Saatnya Sekolah Kejar Ketertingalan Pelajaran

Editor: Ivan Aditya

YOGYA, KRJOGJA.com – Seiring melandainya kasus Covid-19, Dinas Pendidikan Pemuda dan Olahraga (Disdikpora) DIY memperbolehkan sekolah untuk melaksanakan pembelajaran tatap muka (PTM) 100 persen. Diharapkan ketertinggalan materi ajar saat pembelajaran jarak jauh (PJJ) dapat dikejar. Konsekuensi dari adanya pelonggaran tersebut, sekolah diminta menegakkan prokes dengan baik.

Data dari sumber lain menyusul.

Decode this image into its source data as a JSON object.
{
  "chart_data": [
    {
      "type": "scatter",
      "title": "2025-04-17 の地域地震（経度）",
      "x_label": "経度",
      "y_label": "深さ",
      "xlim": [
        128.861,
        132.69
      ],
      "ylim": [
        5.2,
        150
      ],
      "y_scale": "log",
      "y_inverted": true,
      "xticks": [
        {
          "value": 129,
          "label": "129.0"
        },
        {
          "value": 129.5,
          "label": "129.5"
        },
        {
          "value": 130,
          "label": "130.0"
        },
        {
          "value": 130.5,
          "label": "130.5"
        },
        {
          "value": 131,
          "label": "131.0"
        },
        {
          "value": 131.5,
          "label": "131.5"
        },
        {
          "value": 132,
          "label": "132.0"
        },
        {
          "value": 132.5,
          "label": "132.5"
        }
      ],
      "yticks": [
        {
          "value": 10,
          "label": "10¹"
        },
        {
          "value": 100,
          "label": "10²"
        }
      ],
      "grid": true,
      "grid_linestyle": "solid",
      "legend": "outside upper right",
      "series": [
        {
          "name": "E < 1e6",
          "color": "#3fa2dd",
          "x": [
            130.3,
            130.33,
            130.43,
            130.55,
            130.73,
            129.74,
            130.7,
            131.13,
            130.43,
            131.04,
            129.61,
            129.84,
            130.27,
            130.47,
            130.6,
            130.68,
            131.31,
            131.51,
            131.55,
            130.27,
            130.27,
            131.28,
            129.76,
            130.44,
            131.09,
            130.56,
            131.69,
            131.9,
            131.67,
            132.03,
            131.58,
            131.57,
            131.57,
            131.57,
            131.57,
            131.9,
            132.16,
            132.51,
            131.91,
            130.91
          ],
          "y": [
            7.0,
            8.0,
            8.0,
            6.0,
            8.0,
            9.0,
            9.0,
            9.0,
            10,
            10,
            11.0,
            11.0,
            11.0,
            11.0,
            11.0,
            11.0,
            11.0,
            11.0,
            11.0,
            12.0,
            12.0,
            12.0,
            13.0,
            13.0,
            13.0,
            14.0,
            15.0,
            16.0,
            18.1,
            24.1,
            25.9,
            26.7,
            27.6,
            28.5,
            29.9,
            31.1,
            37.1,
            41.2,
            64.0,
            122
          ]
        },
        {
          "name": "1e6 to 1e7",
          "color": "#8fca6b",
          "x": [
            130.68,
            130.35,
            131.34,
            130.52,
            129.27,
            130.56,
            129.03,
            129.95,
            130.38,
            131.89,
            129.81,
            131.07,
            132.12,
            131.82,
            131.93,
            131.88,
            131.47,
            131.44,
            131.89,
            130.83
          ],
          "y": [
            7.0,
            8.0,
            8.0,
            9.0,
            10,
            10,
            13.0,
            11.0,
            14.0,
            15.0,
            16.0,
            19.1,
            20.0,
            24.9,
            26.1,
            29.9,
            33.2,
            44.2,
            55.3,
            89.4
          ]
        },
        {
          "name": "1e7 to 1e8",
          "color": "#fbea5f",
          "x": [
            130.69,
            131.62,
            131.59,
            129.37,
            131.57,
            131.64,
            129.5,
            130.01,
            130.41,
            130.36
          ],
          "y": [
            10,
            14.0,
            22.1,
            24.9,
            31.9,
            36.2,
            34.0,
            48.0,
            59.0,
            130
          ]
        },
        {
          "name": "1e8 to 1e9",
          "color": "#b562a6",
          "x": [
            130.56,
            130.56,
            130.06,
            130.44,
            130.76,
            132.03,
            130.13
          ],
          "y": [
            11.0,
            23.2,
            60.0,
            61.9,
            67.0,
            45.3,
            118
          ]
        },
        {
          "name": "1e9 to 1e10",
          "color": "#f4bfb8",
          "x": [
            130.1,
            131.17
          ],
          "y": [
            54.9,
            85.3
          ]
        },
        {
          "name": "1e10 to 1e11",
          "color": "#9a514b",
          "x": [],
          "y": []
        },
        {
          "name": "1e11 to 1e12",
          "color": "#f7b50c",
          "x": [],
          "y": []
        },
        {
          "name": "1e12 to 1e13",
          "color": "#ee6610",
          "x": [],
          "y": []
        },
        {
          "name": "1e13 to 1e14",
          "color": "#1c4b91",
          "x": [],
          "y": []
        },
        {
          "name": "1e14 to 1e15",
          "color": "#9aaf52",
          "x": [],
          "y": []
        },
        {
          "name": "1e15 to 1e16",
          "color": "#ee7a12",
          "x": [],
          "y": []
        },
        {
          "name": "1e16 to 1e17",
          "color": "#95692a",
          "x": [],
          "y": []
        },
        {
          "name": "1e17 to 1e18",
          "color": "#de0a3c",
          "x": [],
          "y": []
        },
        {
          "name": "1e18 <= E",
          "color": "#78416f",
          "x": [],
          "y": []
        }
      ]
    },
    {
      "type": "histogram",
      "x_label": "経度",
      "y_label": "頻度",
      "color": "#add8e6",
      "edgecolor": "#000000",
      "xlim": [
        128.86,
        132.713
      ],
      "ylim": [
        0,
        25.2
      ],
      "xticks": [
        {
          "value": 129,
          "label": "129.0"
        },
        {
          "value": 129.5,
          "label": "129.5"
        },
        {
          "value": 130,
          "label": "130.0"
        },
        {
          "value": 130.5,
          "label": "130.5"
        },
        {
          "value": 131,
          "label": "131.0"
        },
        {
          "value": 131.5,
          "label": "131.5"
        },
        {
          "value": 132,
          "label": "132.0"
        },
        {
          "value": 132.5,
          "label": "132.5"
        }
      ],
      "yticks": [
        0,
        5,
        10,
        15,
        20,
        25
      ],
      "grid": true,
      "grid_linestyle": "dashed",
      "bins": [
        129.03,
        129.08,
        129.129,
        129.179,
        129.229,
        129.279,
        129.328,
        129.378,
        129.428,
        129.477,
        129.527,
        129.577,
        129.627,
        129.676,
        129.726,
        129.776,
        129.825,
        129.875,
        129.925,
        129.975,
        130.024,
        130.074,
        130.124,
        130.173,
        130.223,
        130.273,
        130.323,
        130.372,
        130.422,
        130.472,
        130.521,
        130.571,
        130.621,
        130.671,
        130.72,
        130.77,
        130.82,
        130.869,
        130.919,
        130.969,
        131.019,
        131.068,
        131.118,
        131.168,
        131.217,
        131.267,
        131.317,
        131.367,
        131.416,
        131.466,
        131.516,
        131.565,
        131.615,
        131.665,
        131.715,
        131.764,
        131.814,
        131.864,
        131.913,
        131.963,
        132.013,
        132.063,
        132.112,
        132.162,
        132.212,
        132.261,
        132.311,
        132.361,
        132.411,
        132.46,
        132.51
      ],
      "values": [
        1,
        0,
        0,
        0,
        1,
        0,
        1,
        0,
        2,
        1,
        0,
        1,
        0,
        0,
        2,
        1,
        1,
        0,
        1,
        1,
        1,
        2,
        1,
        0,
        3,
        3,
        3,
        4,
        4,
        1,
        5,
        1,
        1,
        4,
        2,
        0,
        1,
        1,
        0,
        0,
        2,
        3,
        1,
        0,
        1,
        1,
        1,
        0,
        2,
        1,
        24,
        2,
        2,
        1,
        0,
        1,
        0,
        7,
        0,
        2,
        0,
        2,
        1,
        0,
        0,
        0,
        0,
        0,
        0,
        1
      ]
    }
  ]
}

“Saat ini sekolah sudah diperbolehkan untuk melaksanakan PTM 100 persen, tentunya dengan tetap mengedepankan penegakan Prokes. Meski begitu kalau kondisi tidak memungkinkan sekolah tidak boleh memaksakan diri. Jadi pelaksanaan PTM harus disesuaikan kondisi sekolah,” kata Kepala Disdikpora DIY, Didik Wardaya MPd di Yogyakarta.

Menurut Didik, pelaksanaan PTM 100 persen dilakukan sejalan dengan sudah kian banyaknya tempat umum yang mulai dibuka. Jadi pelaksanaan PTM juga akan menyesuaikan kondisi kasus wilayah tempat sekolah berada.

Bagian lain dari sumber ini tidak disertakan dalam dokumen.